The People’s Redemption Party, (PRP) is demanding immediate issuance of ‘Certificate of Return’ to Honorable Dayabu Chiroma, the party’s candidate for Darazo/Ganuuwa Federal Constituency of Bauchi State in Nigeria. In pursuit of the demand, the party has fired a protest letter to the country’s election management body, the Independent National Electoral Commission, (INEC).
The June 9th, 2019 letter signed by Alhaji Falalu Bello, the party’s National Chairman himself, situated the demand in the ruling by Justice Bello Kawu of the Federal Capital Territory, (FCT) High Court May 16th, 2019 ordering INEC to issue the certificate to candidates who came second in the election into five constituencies of Bauchi State. “On the strength of the aforesaid Order by Honorable Justice Bello Kawu made since May 16th, 2019, our Honourable Dayabu Chiroma should have since been issued his Certificate of Return”, the statement said.
Wondering why the commission which the PRP credited with responding promptly to such cases previously has not done so this time, the PRP said that has denied Honourable Chiroma joining and taking his rightful place in the 9th National Assembly scheduled to be inaugurated Tuesday, June 11th 2019.
This is a letter that is bound to evoke ideological sentiments across Nigeria in that the PRP that was the main driver of progressive politics in Nigeria’s Second Republic won not one governor four decades thereafter. For even as much as it has shrunk in strength, it retains its radical appeal to many members of the elite, including the aristocracy. No less than a dozen traditional rulers, led by the Sultan of Sokoto himself were at the Jigawa State Government’s Talakawa Summit in 2008, in spite of the very short notice to some of them.
Memories are fresh of its abolition of the Jangali and Haraji taxes in two key northern states of Kano and Kaduna in 1979 as well as the agro-industrial strategy put on the table by the Kaduna State Government that time. In spite of the progressive decline of its electoral capacity and ideological coherence as at 2007, the government of Jigawa State led by Alhaji Sule Lamido, a legatee of the party, was able to declare as at September 2007 that nobody went to bed hungry in the state on account of extreme poverty. The declaration was based on the government policy of a monthly stipend to physically challenged persons considered to occupy the weakest link in the poverty chain. The payment had its own controversies but since the monthly stipend was more than the $2 a day at which the World Bank pegged extreme poverty, the government at the time felt it was justified.

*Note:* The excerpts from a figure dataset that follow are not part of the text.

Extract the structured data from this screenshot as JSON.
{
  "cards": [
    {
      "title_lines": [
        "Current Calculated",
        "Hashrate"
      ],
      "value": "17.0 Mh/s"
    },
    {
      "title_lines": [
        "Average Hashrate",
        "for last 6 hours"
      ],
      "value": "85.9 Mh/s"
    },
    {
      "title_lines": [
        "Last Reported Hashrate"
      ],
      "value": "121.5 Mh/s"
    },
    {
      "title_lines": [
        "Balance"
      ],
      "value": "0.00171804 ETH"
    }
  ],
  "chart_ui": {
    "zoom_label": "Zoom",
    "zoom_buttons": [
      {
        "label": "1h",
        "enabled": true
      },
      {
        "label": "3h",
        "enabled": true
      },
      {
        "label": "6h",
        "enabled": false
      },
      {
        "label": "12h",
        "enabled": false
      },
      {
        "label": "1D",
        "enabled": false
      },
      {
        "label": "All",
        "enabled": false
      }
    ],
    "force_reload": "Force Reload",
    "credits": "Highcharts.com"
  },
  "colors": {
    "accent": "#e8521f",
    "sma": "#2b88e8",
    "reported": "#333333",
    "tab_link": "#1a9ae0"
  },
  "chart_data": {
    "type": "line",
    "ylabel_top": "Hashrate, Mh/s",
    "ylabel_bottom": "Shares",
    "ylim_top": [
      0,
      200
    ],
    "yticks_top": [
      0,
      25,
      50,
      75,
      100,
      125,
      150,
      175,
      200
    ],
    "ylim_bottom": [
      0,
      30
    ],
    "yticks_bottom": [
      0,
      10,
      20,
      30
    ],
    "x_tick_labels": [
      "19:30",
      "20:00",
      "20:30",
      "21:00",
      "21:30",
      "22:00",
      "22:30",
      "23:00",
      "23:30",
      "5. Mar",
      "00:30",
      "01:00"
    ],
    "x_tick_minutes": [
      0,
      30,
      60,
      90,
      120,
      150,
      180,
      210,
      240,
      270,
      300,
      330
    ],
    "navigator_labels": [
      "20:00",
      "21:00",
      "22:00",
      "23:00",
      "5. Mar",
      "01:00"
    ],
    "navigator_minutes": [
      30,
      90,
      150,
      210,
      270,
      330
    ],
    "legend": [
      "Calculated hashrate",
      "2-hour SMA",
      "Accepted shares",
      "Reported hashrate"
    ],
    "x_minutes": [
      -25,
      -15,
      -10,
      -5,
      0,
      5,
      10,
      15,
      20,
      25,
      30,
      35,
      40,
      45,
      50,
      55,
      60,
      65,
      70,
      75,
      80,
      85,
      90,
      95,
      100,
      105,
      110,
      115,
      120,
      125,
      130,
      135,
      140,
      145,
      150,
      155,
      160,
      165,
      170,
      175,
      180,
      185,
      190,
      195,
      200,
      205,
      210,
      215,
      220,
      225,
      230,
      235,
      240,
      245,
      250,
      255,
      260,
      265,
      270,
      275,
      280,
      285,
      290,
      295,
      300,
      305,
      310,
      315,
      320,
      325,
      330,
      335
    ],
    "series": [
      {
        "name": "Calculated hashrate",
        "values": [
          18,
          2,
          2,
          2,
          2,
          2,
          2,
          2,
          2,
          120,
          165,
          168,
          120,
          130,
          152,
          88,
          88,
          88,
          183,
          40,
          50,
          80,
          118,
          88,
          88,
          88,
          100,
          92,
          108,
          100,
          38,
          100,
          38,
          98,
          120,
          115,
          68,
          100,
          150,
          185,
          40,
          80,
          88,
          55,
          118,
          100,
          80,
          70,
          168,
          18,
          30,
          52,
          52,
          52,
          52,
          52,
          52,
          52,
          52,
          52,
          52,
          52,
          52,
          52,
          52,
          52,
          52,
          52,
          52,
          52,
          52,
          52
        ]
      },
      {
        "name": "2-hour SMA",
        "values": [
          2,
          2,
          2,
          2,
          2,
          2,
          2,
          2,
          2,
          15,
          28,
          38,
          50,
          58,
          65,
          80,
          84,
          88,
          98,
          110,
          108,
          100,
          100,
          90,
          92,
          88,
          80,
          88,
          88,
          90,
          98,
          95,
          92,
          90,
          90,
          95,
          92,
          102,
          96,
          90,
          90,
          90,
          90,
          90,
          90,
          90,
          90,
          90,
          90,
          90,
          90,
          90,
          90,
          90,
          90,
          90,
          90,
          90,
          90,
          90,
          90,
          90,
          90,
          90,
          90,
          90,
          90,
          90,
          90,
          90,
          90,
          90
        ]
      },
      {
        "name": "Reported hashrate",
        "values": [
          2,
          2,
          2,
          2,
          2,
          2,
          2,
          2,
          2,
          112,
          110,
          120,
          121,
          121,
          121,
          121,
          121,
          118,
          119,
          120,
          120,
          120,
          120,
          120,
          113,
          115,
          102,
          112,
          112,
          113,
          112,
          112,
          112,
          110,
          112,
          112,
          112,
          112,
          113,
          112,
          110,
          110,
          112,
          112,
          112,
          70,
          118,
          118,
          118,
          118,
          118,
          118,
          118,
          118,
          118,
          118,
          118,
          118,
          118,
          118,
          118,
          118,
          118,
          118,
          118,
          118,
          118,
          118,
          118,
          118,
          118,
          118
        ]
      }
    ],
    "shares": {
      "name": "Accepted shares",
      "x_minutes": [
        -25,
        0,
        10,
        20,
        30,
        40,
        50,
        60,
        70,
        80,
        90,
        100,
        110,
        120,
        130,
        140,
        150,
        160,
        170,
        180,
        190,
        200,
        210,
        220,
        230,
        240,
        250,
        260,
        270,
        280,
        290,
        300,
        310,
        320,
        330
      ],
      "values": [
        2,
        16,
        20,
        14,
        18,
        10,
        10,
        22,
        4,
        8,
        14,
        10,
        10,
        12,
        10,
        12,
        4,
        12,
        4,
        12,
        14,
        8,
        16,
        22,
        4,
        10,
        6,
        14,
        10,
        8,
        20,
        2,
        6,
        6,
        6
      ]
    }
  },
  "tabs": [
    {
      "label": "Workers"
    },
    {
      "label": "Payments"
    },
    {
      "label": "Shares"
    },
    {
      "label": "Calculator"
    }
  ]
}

There is a feeling that, in the absence of political parties of such ideological orientation and practices, Nigerian politics has been reduced to formalities. Hence the concern this letter to INEC is bound to generate even as it is not clear why the PRP is only making the demand a few days to the inauguration of the House of Representations since it had the court judgment since mid May. It must have been expecting automatic compliance with the judgment.